Speaking at a hearing at Southampton Crown Court, Judge Burrell told Wilson: ‘You were in a position of trust. You knew what you were doing.
‘What you did in this case was to expose others to a risk of loss and a risk of injury.
‘You displayed utter contempt for the MoT system and its integrity.’
The court heard how monitors from the Driving and Vehicle Standards Agency (DVSA) visited MTs on June 18, 2018.
During their trip inspectors discovered two pieces of equipment, vital in testing a vehicle’s braking system, were broken.
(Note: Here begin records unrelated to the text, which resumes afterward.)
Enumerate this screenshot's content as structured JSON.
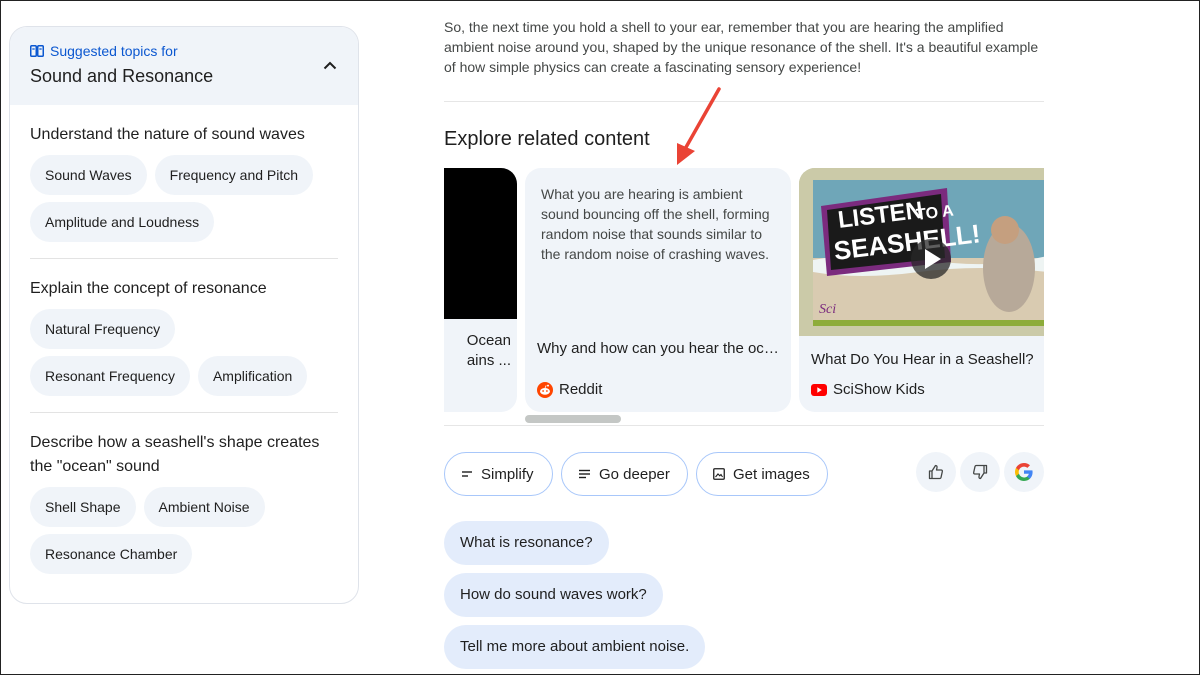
{
  "sidebar": {
    "kicker": "Suggested topics for",
    "title": "Sound and Resonance",
    "sections": [
      {
        "heading": "Understand the nature of sound waves",
        "chips": [
          "Sound Waves",
          "Frequency and Pitch",
          "Amplitude and Loudness"
        ]
      },
      {
        "heading": "Explain the concept of resonance",
        "chips": [
          "Natural Frequency",
          "Resonant Frequency",
          "Amplification"
        ]
      },
      {
        "heading": "Describe how a seashell's shape creates the \"ocean\" sound",
        "chips": [
          "Shell Shape",
          "Ambient Noise",
          "Resonance Chamber"
        ]
      }
    ]
  },
  "main": {
    "intro": "So, the next time you hold a shell to your ear, remember that you are hearing the amplified ambient noise around you, shaped by the unique resonance of the shell. It's a beautiful example of how simple physics can create a fascinating sensory experience!",
    "explore_title": "Explore related content",
    "cards": [
      {
        "title_partial_1": "Ocean",
        "title_partial_2": "ains ..."
      },
      {
        "snippet": "What you are hearing is ambient sound bouncing off the shell, forming random noise that sounds similar to the random noise of crashing waves.",
        "title": "Why and how can you hear the oce...",
        "source": "Reddit"
      },
      {
        "thumb_text_1": "LISTEN",
        "thumb_text_2": "TO A",
        "thumb_text_3": "SEASHELL!",
        "title": "What Do You Hear in a Seashell?",
        "source": "SciShow Kids"
      }
    ],
    "actions": {
      "simplify": "Simplify",
      "go_deeper": "Go deeper",
      "get_images": "Get images"
    },
    "followups": [
      "What is resonance?",
      "How do sound waves work?",
      "Tell me more about ambient noise."
    ]
  },
  "colors": {
    "accent": "#0b57d0",
    "chip_bg": "#f0f4f9",
    "followup_bg": "#e3ecfb",
    "annotation_arrow": "#ea4335"
  }
}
Shocked, they ordered Wilson to stop all testing until both the roller-brake tester and decelerometer were fixed.
But the cheating mechanic, of Bedhampton Way, Havant, ignored the warnings and continued to dupe customers into thinking their vehicle’s were road-worthy.
Prosecutor Lucy Conroy told the court when Wilson later admitted to inspectors ‘making up the values’ and ‘taking cash to issue certificates by hand’ to avoid them being electronically registered with the DVSA.
She added: ‘The public has a right to have trust and confidence in those we ensure the safety of our families and ourselves. Currently, we have 33 vehicles who may or may not have defective brakes.’
Wilson has since been sacked from his role at the garage and banned from his profession for five years.
Simon Moger, defending, said his client accepted ‘full responsibility for his actions’ and added: ‘He was very, very foolish to have carried on doing what he was doing.’
Judge Burrell said the public’s confidence had been rocked and insisted he needed to make an example of Wilson to act as a ‘deterrent’ to others.
However, he stopped short of an immediate prison sentence, instead imposing a six-month jail term, suspended for two years.
He added: ‘This is not an easy decision because you are of good character, you are unlikely to re-offend and you have lost quite a lot – you’ve lost your job, you’ve lost the prospect of being an MoT certificate giver for at least five years, your family situation has broken down.
‘So you have, I accept, lost quite a lot. I am just – but only just – persuaded that it would be appropriate to suspend the sentence.’
Wilson was ordered to pay £3,725 in costs and carry out 200 hours unpaid work.